Without the ability to join together in a class action lawsuit, a single victimized consumer can find it nearly impossible to take on a large corporation with seemingly limitless financial and legal resources. In the past several years, big business has used arbitration clauses and class action waivers to bring a premature end to numerous valid legal cases involving questionable fees, predatory lending, wage theft, and employment discrimination.
Take the case of Patricia Rowe of Greenville, S.C., who according to the Times, had joined with more than 900 AT&T customers in three states to fight the company’s bid to force customers to pay what plaintiffs asserted were excessive early termination charges. When the case was thrown out last year due to such an arbitration clause, Rowe gave up her fight and paid AT&T the $600. While she could have taken the company to arbitration, Rowe found that the cost of doing so would have far exceeded the early termination fee.
Corporations, of course, deny that arbitration clauses and class action waivers rob consumers of their rights, and insist that private arbitration provides their customers with a far easier way to resolve grievances than turning to the courts. But an analysis of court records conducted by the Times suggested that once consumers were blocked from pursuing a class action, most dropped their claims entirely.
While The New York Times investigation paints a dire picture for consumers, there is some hope.
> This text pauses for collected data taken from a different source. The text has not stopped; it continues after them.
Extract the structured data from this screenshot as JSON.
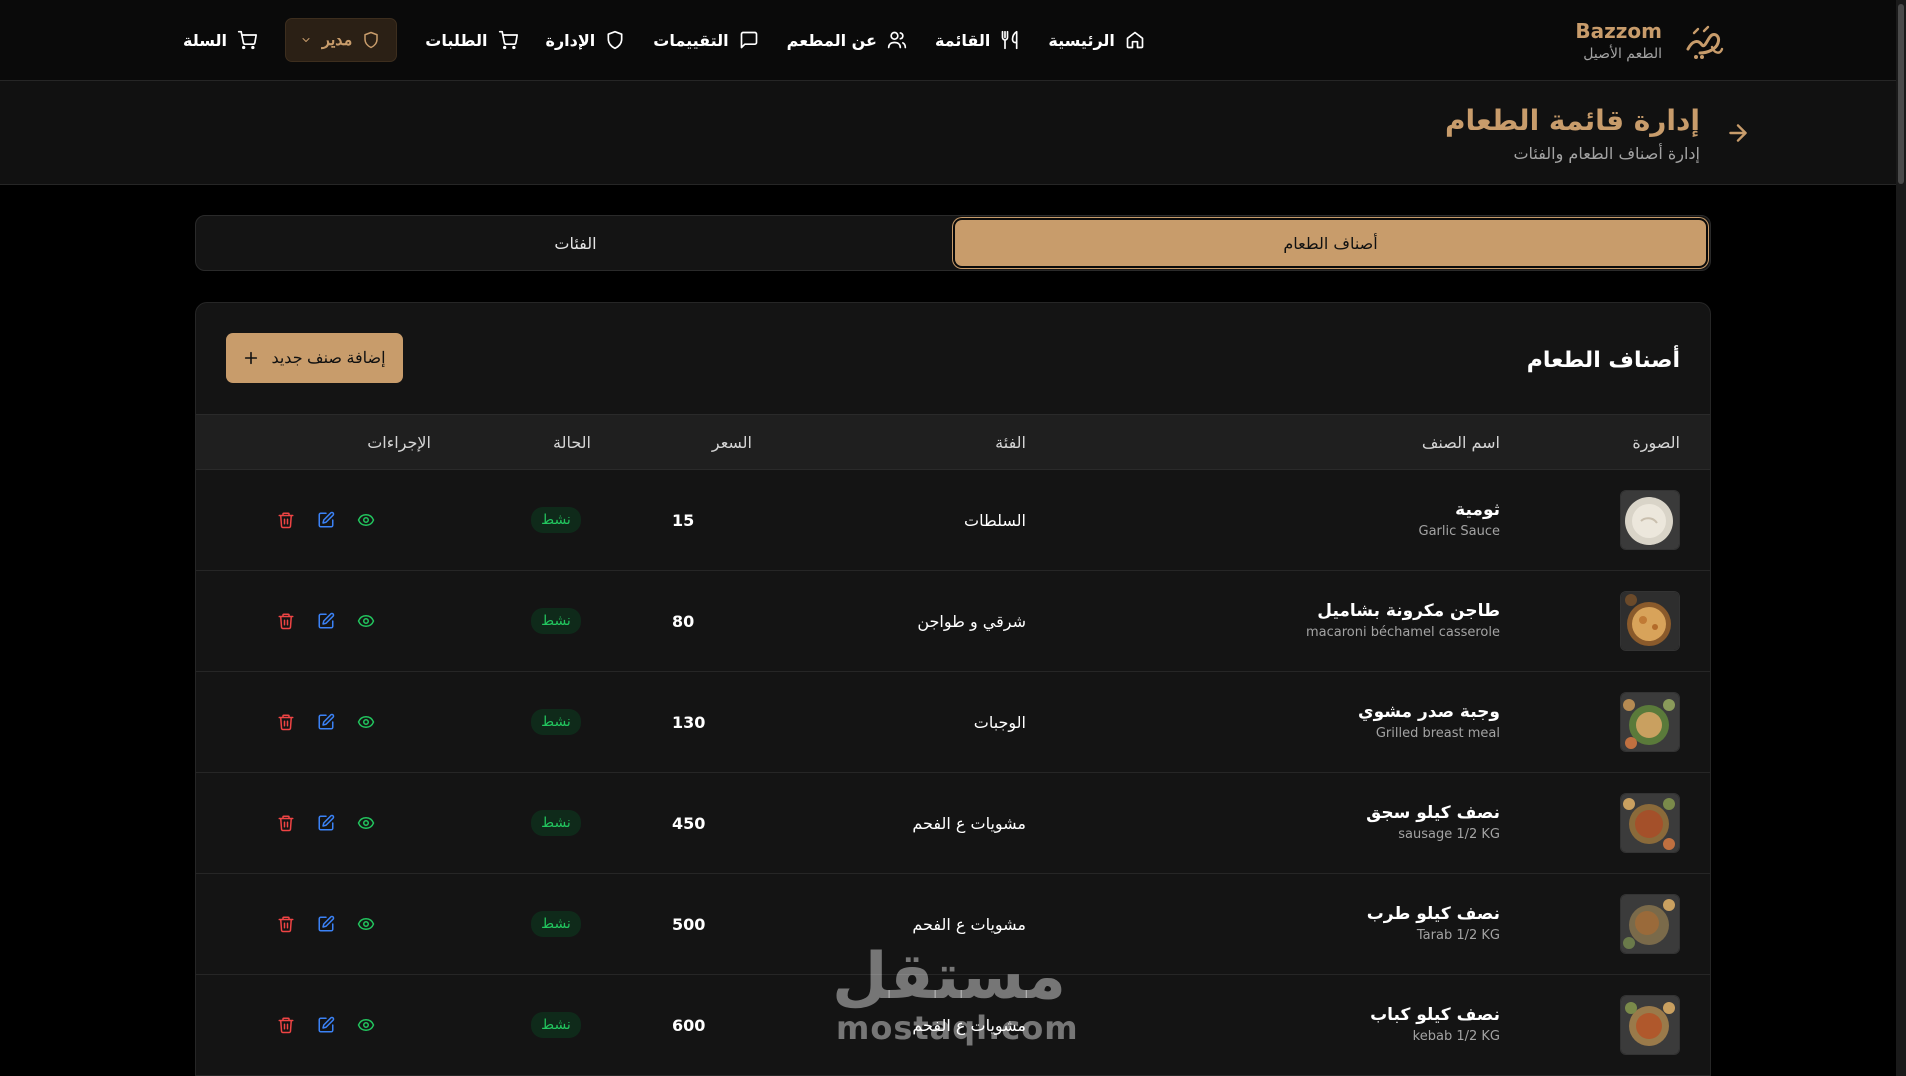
{
  "brand": {
    "name": "Bazzom",
    "tagline": "الطعم الأصيل",
    "logo_icon": "calligraphy-logo"
  },
  "nav": {
    "home": "الرئيسية",
    "menu": "القائمة",
    "about": "عن المطعم",
    "reviews": "التقييمات",
    "admin": "الإدارة",
    "orders": "الطلبات",
    "role": "مدير",
    "cart": "السلة"
  },
  "header": {
    "title": "إدارة قائمة الطعام",
    "subtitle": "إدارة أصناف الطعام والفئات"
  },
  "tabs": [
    {
      "label": "أصناف الطعام",
      "active": true
    },
    {
      "label": "الفئات",
      "active": false
    }
  ],
  "card": {
    "title": "أصناف الطعام",
    "add_button": "إضافة صنف جديد"
  },
  "table": {
    "columns": {
      "image": "الصورة",
      "name": "اسم الصنف",
      "category": "الفئة",
      "price": "السعر",
      "status": "الحالة",
      "actions": "الإجراءات"
    },
    "rows": [
      {
        "name_ar": "ثومية",
        "name_en": "Garlic Sauce",
        "category": "السلطات",
        "price": "15",
        "status": "نشط"
      },
      {
        "name_ar": "طاجن مكرونة بشاميل",
        "name_en": "macaroni béchamel casserole",
        "category": "شرقي و طواجن",
        "price": "80",
        "status": "نشط"
      },
      {
        "name_ar": "وجبة صدر مشوي",
        "name_en": "Grilled breast meal",
        "category": "الوجبات",
        "price": "130",
        "status": "نشط"
      },
      {
        "name_ar": "نصف كيلو سجق",
        "name_en": "sausage 1/2 KG",
        "category": "مشويات ع الفحم",
        "price": "450",
        "status": "نشط"
      },
      {
        "name_ar": "نصف كيلو طرب",
        "name_en": "Tarab 1/2 KG",
        "category": "مشويات ع الفحم",
        "price": "500",
        "status": "نشط"
      },
      {
        "name_ar": "نصف كيلو كباب",
        "name_en": "kebab 1/2 KG",
        "category": "مشويات ع الفحم",
        "price": "600",
        "status": "نشط"
      }
    ]
  },
  "watermark": {
    "arabic": "مستقل",
    "latin": "mostaql.com"
  },
  "colors": {
    "accent": "#c89c6b",
    "background": "#000000",
    "surface": "#141414",
    "status_active": "#22c55e",
    "delete": "#ef4444",
    "edit": "#3b82f6"
  }
}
Earlier this month, the Consumer Financial Protection Bureau (CFPB), announced that it would propose a new rules that would prevent big banks and other financial companies from including arbitration agreements in contracts involving consumer financial products or services.
“Consumers should not be asked to sign away their legal rights when they open a bank account or credit card,” said CFPB Director Richard Cordray. “Companies are using the arbitration clause as a free pass to sidestep the courts and avoid accountability for wrongdoing.”
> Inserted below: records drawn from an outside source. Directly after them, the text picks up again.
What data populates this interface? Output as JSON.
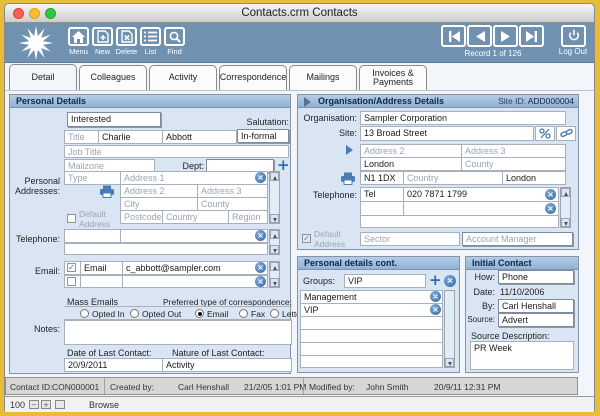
{
  "window": {
    "title": "Contacts.crm Contacts"
  },
  "toolbar": {
    "menu": "Menu",
    "new": "New",
    "delete": "Delete",
    "list": "List",
    "find": "Find",
    "record_status": "Record 1 of 126",
    "logout": "Log Out"
  },
  "tabs": [
    "Detail",
    "Colleagues",
    "Activity",
    "Correspondence",
    "Mailings",
    "Invoices & Payments"
  ],
  "personal": {
    "header": "Personal Details",
    "interested": "Interested",
    "salutation_label": "Salutation:",
    "title_ph": "Title",
    "first_name": "Charlie",
    "last_name": "Abbott",
    "salutation": "In-formal",
    "job_title_ph": "Job Title",
    "mailzone_ph": "Mailzone",
    "dept_label": "Dept:",
    "addresses_label": "Personal Addresses:",
    "type_ph": "Type",
    "address1_ph": "Address 1",
    "address2_ph": "Address 2",
    "address3_ph": "Address 3",
    "city_ph": "City",
    "county_ph": "County",
    "default_address_label": "Default Address",
    "postcode_ph": "Postcode",
    "country_ph": "Country",
    "region_ph": "Region",
    "telephone_label": "Telephone:",
    "email_label": "Email:",
    "email_type": "Email",
    "email_value": "c_abbott@sampler.com",
    "mass_emails_label": "Mass Emails",
    "opted_in": "Opted In",
    "opted_out": "Opted Out",
    "pref_label": "Preferred type of correspondence:",
    "pref_email": "Email",
    "pref_fax": "Fax",
    "pref_letter": "Letter",
    "notes_label": "Notes:",
    "date_last_label": "Date of Last Contact:",
    "date_last": "20/9/2011",
    "nature_last_label": "Nature of Last Contact:",
    "nature_last": "Activity"
  },
  "organisation": {
    "header": "Organisation/Address Details",
    "site_id_label": "Site ID:",
    "site_id": "ADD000004",
    "organisation_label": "Organisation:",
    "organisation": "Sampler Corporation",
    "site_label": "Site:",
    "site": "13 Broad Street",
    "address2_ph": "Address 2",
    "address3_ph": "Address 3",
    "city": "London",
    "county_ph": "County",
    "postcode": "N1 1DX",
    "country_ph": "Country",
    "region": "London",
    "telephone_label": "Telephone:",
    "tel_type": "Tel",
    "tel_number": "020 7871 1799",
    "default_address_label": "Default Address",
    "sector_ph": "Sector",
    "account_manager_ph": "Account Manager"
  },
  "personal_cont": {
    "header": "Personal details cont.",
    "groups_label": "Groups:",
    "groups_value": "VIP",
    "groups": [
      "Management",
      "VIP"
    ]
  },
  "initial_contact": {
    "header": "Initial Contact",
    "how_label": "How:",
    "how": "Phone",
    "date_label": "Date:",
    "date": "11/10/2006",
    "by_label": "By:",
    "by": "Carl Henshall",
    "source_label": "Source:",
    "source": "Advert",
    "source_desc_label": "Source Description:",
    "source_desc": "PR Week"
  },
  "statusbar": {
    "contact_id_label": "Contact ID:",
    "contact_id": "CON000001",
    "created_by_label": "Created by:",
    "created_by": "Carl Henshall",
    "created_at": "21/2/05 1:01 PM",
    "modified_by_label": "Modified by:",
    "modified_by": "John Smith",
    "modified_at": "20/9/11 12:31 PM"
  },
  "bottombar": {
    "zoom_level": "100",
    "mode": "Browse"
  },
  "colors": {
    "toolbar": "#7191b0",
    "frame": "#e7bd37",
    "accent": "#2e6cb3",
    "panel_bg": "#d9e5f3"
  }
}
While the proposed rules wouldn’t ban arbitration clauses entirely, contracts would be required to state that the clauses don’t apply to cases filed as potential class-action lawsuits unless a judge denies class certification or a court dismisses the underlying claims. Financial companies that do utilize arbitration clauses would be required to provide the CFPB with records showing the claims filed by consumers and the awards issued. If adopted, the new regulations would apply to any consumer financial product or service overseen by the CFPB, including checking and deposit accounts, credit cards, prepaid cards, money transfer services, certain auto loans, auto title loans, payday loans, private student loans, and installment loans.
While Wright & Schulte LLC commends the CFPB’s efforts to curb forced arbitration the financial sector, the Firm’s attorneys believe that the these types of contract provisions have no place in a legal system purportedly dedicated to equal justice for all. The CFPB should ban forced arbitration entirely wherever it has jurisdiction to do so. And the Firm calls on the U.S. Congress to pass the Arbitration Fairness Act which would legally forbid the use of forced arbitration in all consumer disputes.